米国議会予算局(CBO)は5月25日、中長期の経済財政見通しを公表外部サイトへ、新しいウィンドウで開きますし、2022会計年度(2021年10月~2022年9月)の財政赤字は9,681億ドル、GDP比3.9%(注)になるとの見通しを示した(添付資料図1参照)。新型コロナウイルス感染対策などの支出が大幅に縮小することに加え、経済再開による税収増を背景に、2021年度の2兆7,753億ドル、GDP比12.4%の赤字から大幅に縮小する。

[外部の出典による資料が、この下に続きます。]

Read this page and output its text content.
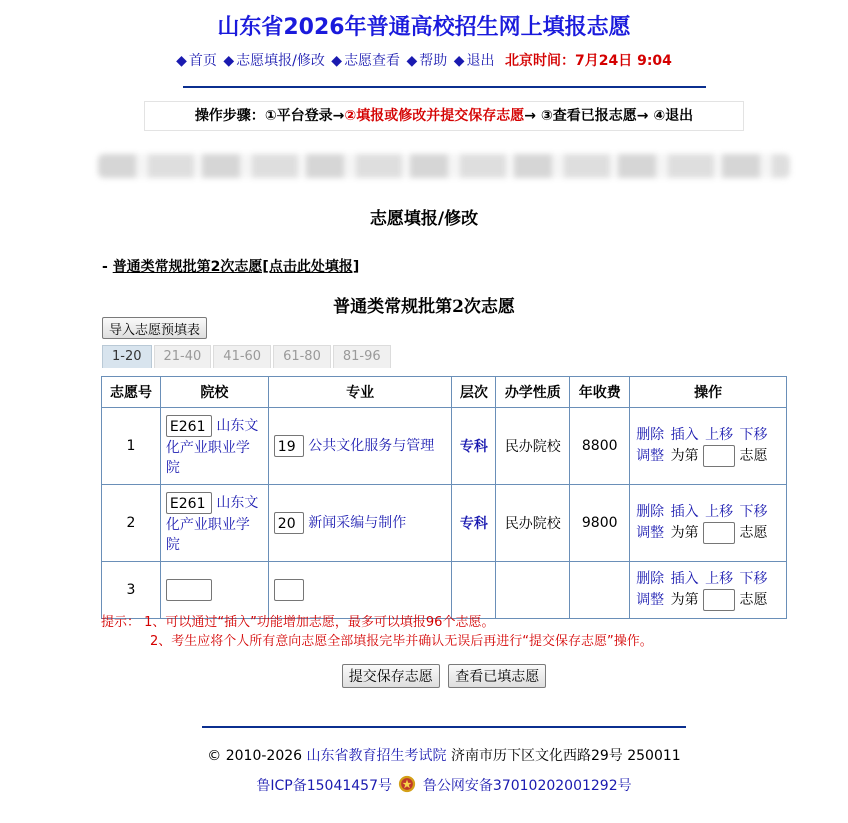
山东省2026年普通高校招生网上填报志愿
◆ 首页 ◆ 志愿填报/修改 ◆ 志愿查看 ◆ 帮助 ◆ 退出 北京时间：7月24日 9:04
操作步骤：①平台登录→②填报或修改并提交保存志愿→ ③查看已报志愿→ ④退出
志愿填报/修改
- 普通类常规批第2次志愿[点击此处填报]
普通类常规批第2次志愿
导入志愿预填表
1-20	21-40	41-60	61-80	81-96
志愿号	院校	专业	层次	办学性质	年收费	操作
1	E261 山东文化产业职业学院	19 公共文化服务与管理	专科	民办院校	8800	删除 插入 上移 下移
调整 为第 志愿
2	E261 山东文化产业职业学院	20 新闻采编与制作	专科	民办院校	9800	删除 插入 上移 下移
调整 为第 志愿
3						删除 插入 上移 下移
调整 为第 志愿
提示： 1、可以通过“插入”功能增加志愿，最多可以填报96个志愿。
2、考生应将个人所有意向志愿全部填报完毕并确认无误后再进行“提交保存志愿”操作。
提交保存志愿 查看已填志愿
© 2010-2026 山东省教育招生考试院 济南市历下区文化西路29号 250011
鲁ICP备15041457号 鲁公网安备37010202001292号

見通しは、2022年度から2032年度までの予算収支、債務残高を試算。2022年度の支出総額は5兆8,041億ドルで2021年度6兆8,224ドルから約1兆ドルの縮小を見込む。収入は4兆8,360億ドルで、2021年度の4兆471億ドルからおよそ8,000億ドル増となっており、2000年度以降では最も大きくなると予想する。増収の大半は所得・給与税の増加(およそ6,000億ドル増)が占めるとしている。2022年度の債務残高については24兆1,726億ドル、GDP比97.9%と試算し、こちらも2021年度のGDP比99.6%から改善すると試算している(添付資料図2参照)。

足元では改善を見込む財政状況であるが、今後は積み上がった債務残高と連邦準備制度理事会(FRB)の金融引き締め姿勢による金利上昇によって、利払い費が中長期的に増加することを主因として、財政状況は徐々に悪化。最終年度の2032年度の財政赤字はGDP比6.1%、債務残高は109.6%に達するとCBOは試算している。

また、経済前提に関して、実質成長率は2022年度4.4%、2023年度3.0%を見込み、それ以降は平均1.7%程度の成長で推移する。消費者物価については2022年度6.6%、2023年度3.6%、その後は平均2.4%で推移。長期金利については2022年度2.1%、2023年度2.8%。その後も徐々に上昇し2028年度に3.8%に達したて以降は一定に置いている。

なお、今回の見通しには、5月19日に成立したウクライナ支援法(関連ブラック ジャック トランプ)による総額400億ドル規模の支出による影響が反映されていないため、財政赤字はさらに上振れする可能性がある。

(注)特定の支払時期が(曜日配列の影響により)ずれてしまう影響を調整した値。以降の財政赤字およびGDP比はこのベースに基づいて算出された値となっている。